Sebaliknya para smokal berangkat ke Tawau dari Indonesia membawa muatan seperti buah kelapa, kopra, besi tua, rotan, ikan dan rokok. Barang-barang tersebut langgsung dibongkar dan dibeli oleh para toke (pedagang cina) di kota terdekat tetangga kita di Malaysia, yaitu kota Tawau dengan uang ringgit, yang kemudian ditukar dengan barang seperti tersebut diatas. Oleh karena itu masyarakat Pulau Derawan, Pulau Maratua dan Pulau Balikukup sangat diperhitungkan. Kehidupan mereka sudah lebih baik dan lebih maju dari penduduk lainya di Kabupaten Berau. Kemudian smokal semakin meluas dan diikuti oleh banyak masyarakat lainnya didaerah ini dengan tujuan tentu saja untuk meraup keuntungan sebanyak-banyaknya. Pada umumnya mereka yang melakukan smokal tersebut memang kehidupannya lebih baik dari masyarakat kebanyakan, oleh karena itu smokal sangat menggiurkan dan selalu menjadi buah


bibir dimana-mana dan bahkan ada nilai lain yaitu kebanggaan bagi pelaku smokal.
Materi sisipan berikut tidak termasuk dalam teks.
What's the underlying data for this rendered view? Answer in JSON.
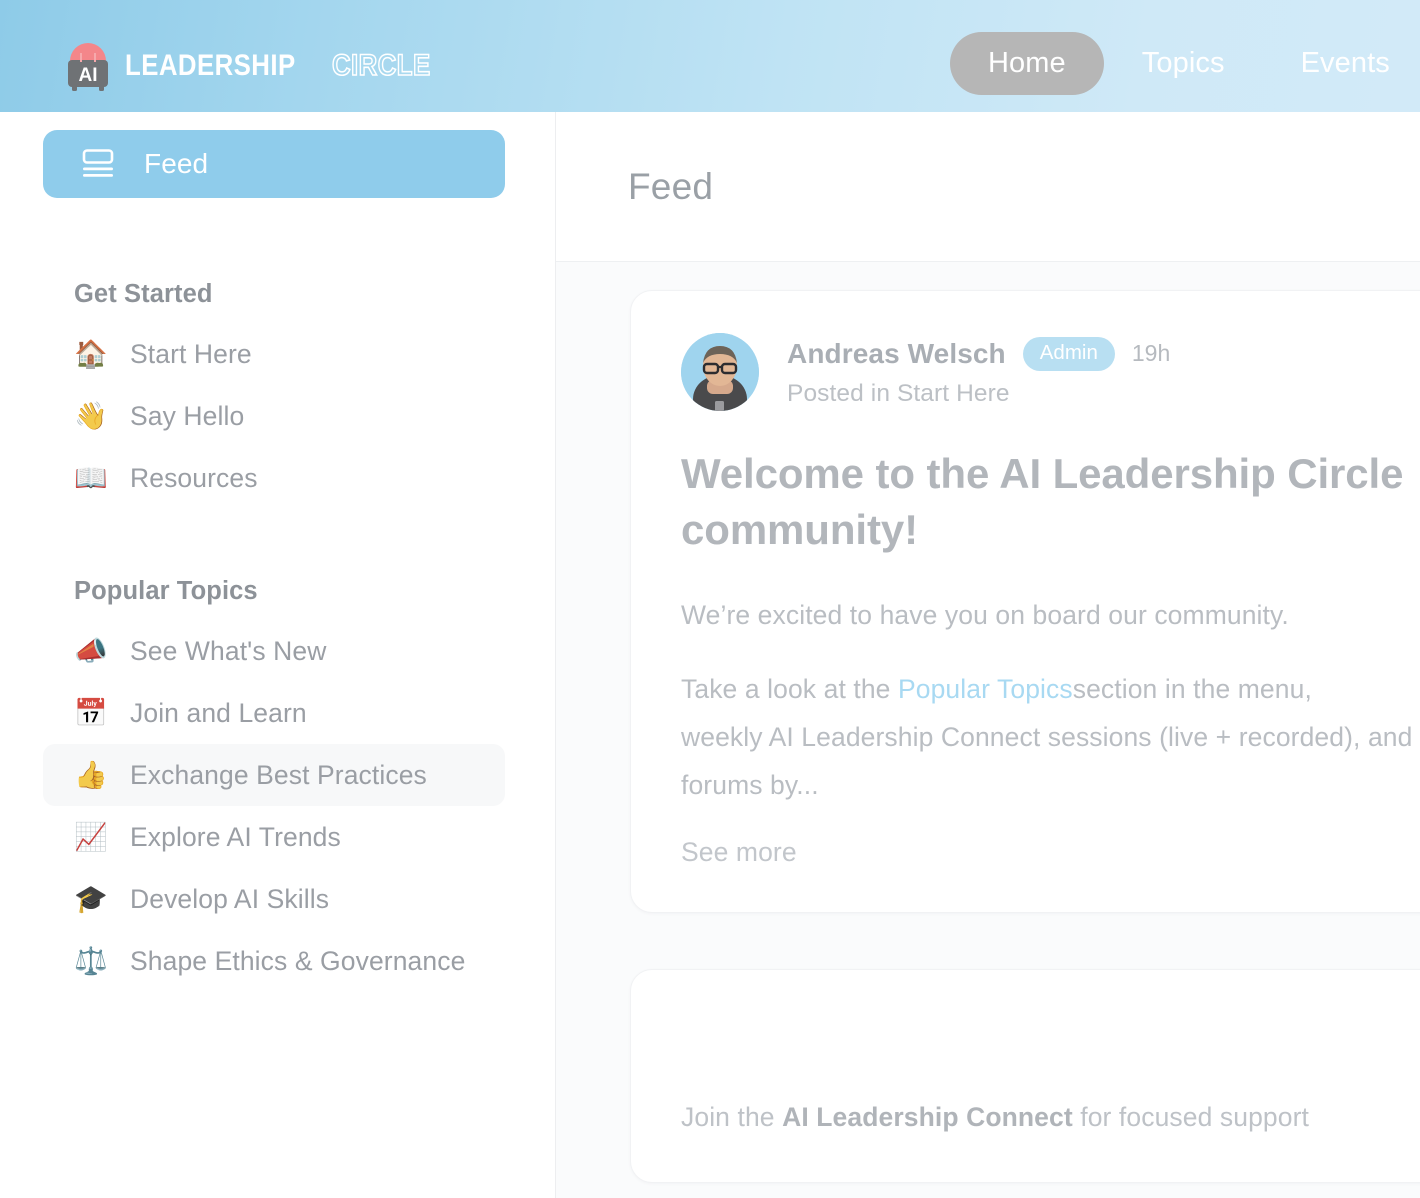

Dengan demikian Pulau Balikukup selain pengahasil ikan, tripang, cumi-cumi, kima dan lain-lain juga sebagai tempat persinggahan para nelayan yang datang dari luar termasuk persinggahan sementara para pedagang dari Indonesia-Tawau- Indonesia dan seterusnya yang membawa berbagai barang dari luar maupun dari dalam negeri.

Melihat dari perkembangan inilah pihak Kepolisian perlu menempatkan petugasnya di Pulau Balikukup, bahkan didirikan pos Polisi, sedangkan Kepala Polisi Sektor (Kapolsek)-nya berada di Talisayan.Yang jaraknya ratusan kilometer dan hanya dapat ditempuh dengan perahu atau kapal.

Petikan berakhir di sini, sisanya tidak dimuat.